De reis van Pedro Álvares Cabral
5.4 Plan en voorbereiding
Geschreven door Arnold van Wickeren
Pedro Álvares Cabral is waarschijnlijk in 1467 in Belmonte geboren. Hij stamt uit een adellijk geslacht, dat zeer loyaal is aan de kroon. Zijn vader, Fernào Cabral, is de belangrijkste magistraat in Beira, die aan zijn voorkomen de bijnaam `de reus van Beira’ dankt. Als de jonge Cabral aan het hof van koning João II komt, heet hij nog Pedro Álvares de Gouvéa, naar zijn moeder Izabel de Gouvéa. De jonge edelman neemt het habijt aan van de Orde van Christus en valt aan het hof op door zijn persoonlijke bekwaamheden. Als hij op 33-jarige leeftijd door koning Manuel wordt benoemd tot leider van een nieuwe groots opgezette expeditie naar Indië, gebeurt dit op voordracht van de `Admiraal van Indië’, Vasco da Gama, die zelf wil bekomen van zijn eerste reis. Pedro Álvares moet op zijn vader geleken hebben, want Barros vermeldt dat hij zijn uitverkiezing te danken heeft aan zijn voorkomen. Hij heeft geen ervaring op zee, maar hij zal kunnen beschikken over veelal zeer ervaren kapiteins.

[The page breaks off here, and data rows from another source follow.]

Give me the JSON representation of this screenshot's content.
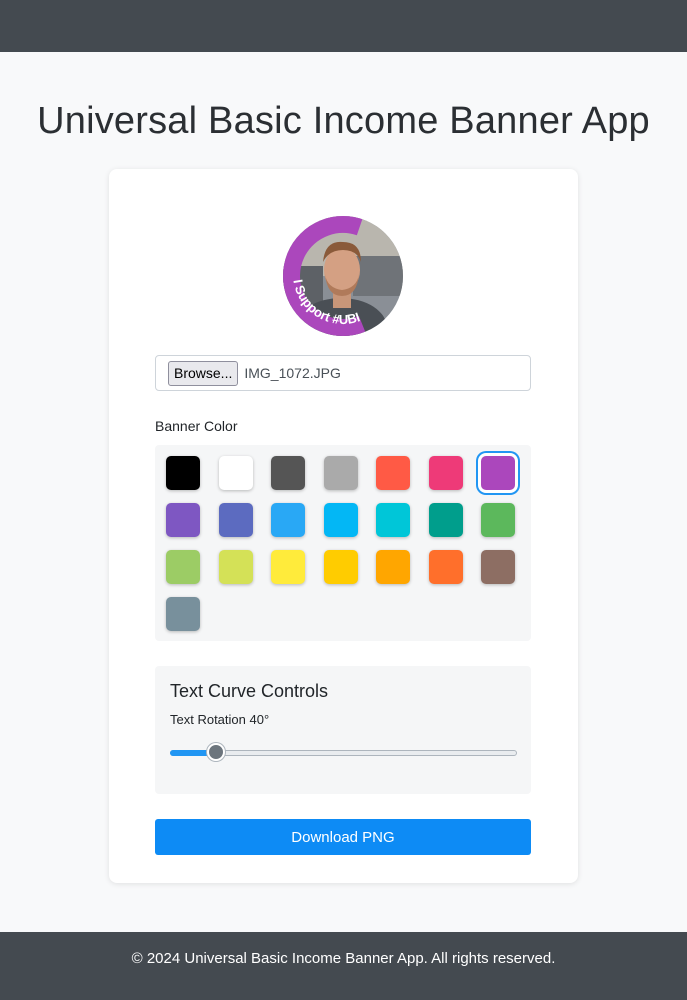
{
  "header": {
    "title": "Universal Basic Income Banner App"
  },
  "avatar": {
    "banner_text": "I Support #UBI",
    "banner_color": "#ab47bc"
  },
  "file_input": {
    "button_label": "Browse...",
    "file_name": "IMG_1072.JPG"
  },
  "banner_color": {
    "label": "Banner Color",
    "selected": "#ab47bc",
    "swatches": [
      "#000000",
      "#ffffff",
      "#555555",
      "#aaaaaa",
      "#ff5a45",
      "#ee3a78",
      "#ab47bc",
      "#7e57c2",
      "#5c6bc0",
      "#29a8f5",
      "#03b7f5",
      "#00c6d8",
      "#009e8c",
      "#5cb85c",
      "#9ccc65",
      "#d4e157",
      "#ffeb3b",
      "#ffcc00",
      "#ffa600",
      "#ff6f2b",
      "#8d6e63",
      "#78909c"
    ]
  },
  "text_curve": {
    "title": "Text Curve Controls",
    "rotation_label": "Text Rotation 40°",
    "rotation_value": 40
  },
  "download": {
    "label": "Download PNG"
  },
  "footer": {
    "text": "© 2024 Universal Basic Income Banner App. All rights reserved."
  }
}
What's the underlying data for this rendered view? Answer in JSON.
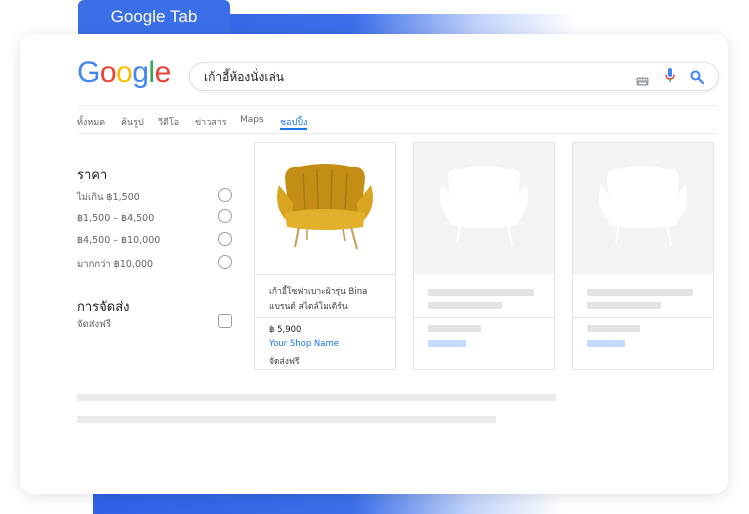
{
  "tab": {
    "label": "Google Tab"
  },
  "logo": {
    "letters": [
      "G",
      "o",
      "o",
      "g",
      "l",
      "e"
    ],
    "colors": [
      "#4285F4",
      "#EA4335",
      "#FBBC05",
      "#4285F4",
      "#34A853",
      "#EA4335"
    ]
  },
  "search": {
    "query": "เก้าอี้ห้องนั่งเล่น"
  },
  "nav": {
    "items": [
      "ทั้งหมด",
      "ค้นรูป",
      "วีดีโอ",
      "ข่าวสาร",
      "Maps",
      "ชอปปิ้ง"
    ],
    "active": "ชอปปิ้ง"
  },
  "filters": {
    "price_title": "ราคา",
    "price_options": [
      "ไม่เกิน ฿1,500",
      "฿1,500 – ฿4,500",
      "฿4,500 – ฿10,000",
      "มากกว่า ฿10,000"
    ],
    "shipping_title": "การจัดส่ง",
    "shipping_option": "จัดส่งฟรี"
  },
  "product": {
    "title": "เก้าอี้โซฟาเบาะผ้ารุ่น Bina แบรนด์ สไตล์โมเดิร์น",
    "price": "฿ 5,900",
    "shop": "Your Shop Name",
    "shipping": "จัดส่งฟรี"
  },
  "colors": {
    "accent": "#3b6fe8",
    "link": "#1a73e8",
    "chair": "#d9a521"
  }
}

Cabral wordt voorzien van uitgebreide instructies. Naast de in paragraaf 5.2 behandelde geheime instructie, dat het weigeren van handelsbetrekkingen een casus belli vormt, is Cabral een regimento verstrekt over de wijze waarop de zamorin van Calicut benaderd dient te worden. António da Silva Rego s.j. vat deze instructies in vijf punten samen:
-
Vasco da Gama en de zijnen zijn uit Indië teruggekeerd met het vreemde idee dat de zamorin een christelijke vorst is. Cabral dient deze veronderstelling tegenover de radja van Calicut te benadrukken, opdat de Portugese voorstellen bij de zamorin een goed onthaal vinden;
-
het regimento gaat er vanuit dat de zamorin de rechtmatige koning van Calicut is, aan wie men gehoorzaamheid verschuldigd is. De Portugezen houden strikt vast aan het beginsel dat alle macht een goddelijke oorsprong heeft. `Non est potestas nisi a Deo’, zegt immers de apostel Paulus. De Portugezen hebben de opperhoofden, die zij eerder aan de kusten van Afrika hebben leren kennen, ook steeds beschouwd als de rechtmatige heersers en hen zodanig bejegend. De tussen Portugal en Calicut te vestigen betrekkingen dienen op basis van wederkerigheid te worden aangegaan. Verwacht wordt dat de zamorin een ambassadeur naar Portugal zal zenden, om een vredesverdrag en andere overeenkomsten met Portugal aan te gaan;
-
er wordt vanuit gegaan dat Cabral te maken zal krijgen met de vijandigheid van de raadgevers van de zamorin. Hij krijgt daarom de strikte opdracht enige gijzelaars aan boord te nemen, voordat welke overeenkomst dan ook zal worden ondertekend. In die tijd is het ruilen van gijzelaars een algemeen gebruik, zowel in Europa als in Azië. In de instructies wordt op deze zaak zozeer de nadruk gelegd, dat het kennelijk beschouwd wordt als het enige middel om streken van de zijde van de Indiërs te voorkomen;
-
zodra de gijzelaars aan boord zijn, kan Cabral handelswaar uitladen en kunnen commerciële en politieke betrekkingen met de zamorin worden aangeknoopt. Hem dient toestemming te worden gevraagd een factorij te bouwen, die dienst doet als opslagplaats en handelspost voor Portugese goederen. Cabral moet ook vragen om een huis in de stad voor de missionarissen, waarin zij God kunnen dienen en van waaruit zij het geloof aan de inheemse bevolking kunnen verkondigen;
-
Cabral krijgt de uitdrukkelijke opdracht de zamorin uit te leggen dat de Portugezen en de Arabieren historische vijanden zijn. De Portugezen zullen Arabische schepen, personen en goederen in of voor Calicut met rust laten. Op volle zee zullen zij de Arabieren bevechten en hun schepen trachten te kapen. Zij zullen daarentegen geen Indische schepen aanvallen. De koning van Portugal is erop gebrand de vriendschap van de zamorin te winnen, maar hij is ervan overtuigd dat de Arabieren hiervoor een obstakel vormen. Als de zamorin zijn haven voor Arabische schepen zou sluiten, zal de koning van Portugal hem voor de gederfde inkomsten meer dan schadeloos stellen.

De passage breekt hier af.